NPR's broadcast audience surges. Can it do the same online?

25.03.2009
"At a time when newspapers, magazines and TV news continue to lose readers and viewers," writes Washington Post reporter Paul Farhi, "the audience for NPR's daily news programs, including Morning Edition and All Things Considered, reached a record last year ... The cumulative audience for its daily news programs hit 20.9 million a week, a 9 percent increase over the previous year." Arbitron ratings show NPR's audience up nearly 50 percent since the year 2000.

That's great for radio listeners, but can the public broadcaster achieve a similar degree of success online?

Nielsen ratings claim NPR's Web audience jumped 32% from 2007 to 2008, partly due to the 2008 Presidential election. But even then, the 4.3 million monthly NPR visitors estimated by Nielsen for 2008 puts it on par with second-tier newspapers like the New York Post and San Francisco Chronicle. MSNBC and CNN tout Nielsen ratings ten times the size of NPR.

Farhi reports that NPR's broadcast audience keeps growing largely because local radio stations are cutting back on news reporting, for lack of budgets to pay for gathering and broadcasting news stories. Producing news shows costs much more than playing music, or airing syndicated talk shows. NPR's foreign correspondents at 18 separate bureaus outside America are nearly unchallenged by other radio or TV outlets. Despite declining revenues, NPR continues to crank out news coverage that local stations just can't match.

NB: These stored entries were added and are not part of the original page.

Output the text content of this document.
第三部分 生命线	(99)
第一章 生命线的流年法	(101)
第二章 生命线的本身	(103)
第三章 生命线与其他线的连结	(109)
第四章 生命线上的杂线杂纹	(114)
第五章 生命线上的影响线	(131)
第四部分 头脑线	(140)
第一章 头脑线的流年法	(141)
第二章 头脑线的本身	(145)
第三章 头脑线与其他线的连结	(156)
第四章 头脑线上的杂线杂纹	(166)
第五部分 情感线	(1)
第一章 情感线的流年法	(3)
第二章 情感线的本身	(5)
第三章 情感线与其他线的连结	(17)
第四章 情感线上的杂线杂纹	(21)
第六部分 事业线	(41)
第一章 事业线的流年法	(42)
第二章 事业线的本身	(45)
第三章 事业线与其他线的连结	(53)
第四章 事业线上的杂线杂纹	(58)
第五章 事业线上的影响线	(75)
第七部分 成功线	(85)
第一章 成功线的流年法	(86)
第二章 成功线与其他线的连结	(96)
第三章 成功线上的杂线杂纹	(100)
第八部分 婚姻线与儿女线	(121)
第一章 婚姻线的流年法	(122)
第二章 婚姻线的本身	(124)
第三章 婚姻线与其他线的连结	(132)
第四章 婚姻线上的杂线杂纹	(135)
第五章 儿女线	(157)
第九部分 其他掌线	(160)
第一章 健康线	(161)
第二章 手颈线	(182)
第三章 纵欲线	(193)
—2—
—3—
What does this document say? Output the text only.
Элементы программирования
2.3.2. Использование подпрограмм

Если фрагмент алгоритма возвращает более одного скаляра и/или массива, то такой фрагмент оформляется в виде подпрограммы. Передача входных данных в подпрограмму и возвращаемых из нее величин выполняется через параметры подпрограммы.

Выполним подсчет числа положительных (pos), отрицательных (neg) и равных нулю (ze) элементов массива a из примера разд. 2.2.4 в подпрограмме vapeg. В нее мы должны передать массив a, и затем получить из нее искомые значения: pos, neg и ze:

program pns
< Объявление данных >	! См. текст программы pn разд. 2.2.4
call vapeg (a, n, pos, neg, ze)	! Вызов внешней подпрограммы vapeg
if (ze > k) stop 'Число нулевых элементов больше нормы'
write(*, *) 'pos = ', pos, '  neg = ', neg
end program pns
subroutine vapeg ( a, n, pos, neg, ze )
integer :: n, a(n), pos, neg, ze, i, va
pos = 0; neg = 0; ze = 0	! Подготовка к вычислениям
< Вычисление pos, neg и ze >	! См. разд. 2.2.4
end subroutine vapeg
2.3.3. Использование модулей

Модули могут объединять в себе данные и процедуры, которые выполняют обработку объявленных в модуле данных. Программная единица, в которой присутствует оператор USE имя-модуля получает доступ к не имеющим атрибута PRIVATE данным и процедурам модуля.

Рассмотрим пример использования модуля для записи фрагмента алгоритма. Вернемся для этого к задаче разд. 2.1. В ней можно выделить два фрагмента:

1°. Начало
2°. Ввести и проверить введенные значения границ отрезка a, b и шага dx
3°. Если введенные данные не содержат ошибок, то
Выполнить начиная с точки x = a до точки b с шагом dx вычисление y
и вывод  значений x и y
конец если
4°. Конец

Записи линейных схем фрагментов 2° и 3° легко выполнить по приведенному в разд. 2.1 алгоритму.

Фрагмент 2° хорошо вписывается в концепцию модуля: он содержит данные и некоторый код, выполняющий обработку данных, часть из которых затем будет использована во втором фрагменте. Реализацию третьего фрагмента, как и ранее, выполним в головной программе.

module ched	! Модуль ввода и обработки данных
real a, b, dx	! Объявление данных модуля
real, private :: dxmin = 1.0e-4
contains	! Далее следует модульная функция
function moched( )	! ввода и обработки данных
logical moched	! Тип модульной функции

Online, though, NPR competes not with a shrinking news media, but a growing one. Whether it's nytimes.com or the Huffington Post, many online news and commentary sites are producing more stories than ever, freed from the relatively high costs of print, radio, or television distribution. Add the vast galaxy of smaller niche sites and blogs, and it's unlikely NPR will be able to win online by simply out-producing the competition. That works well for NPR over the airwaves, but not in the packet and pixel world.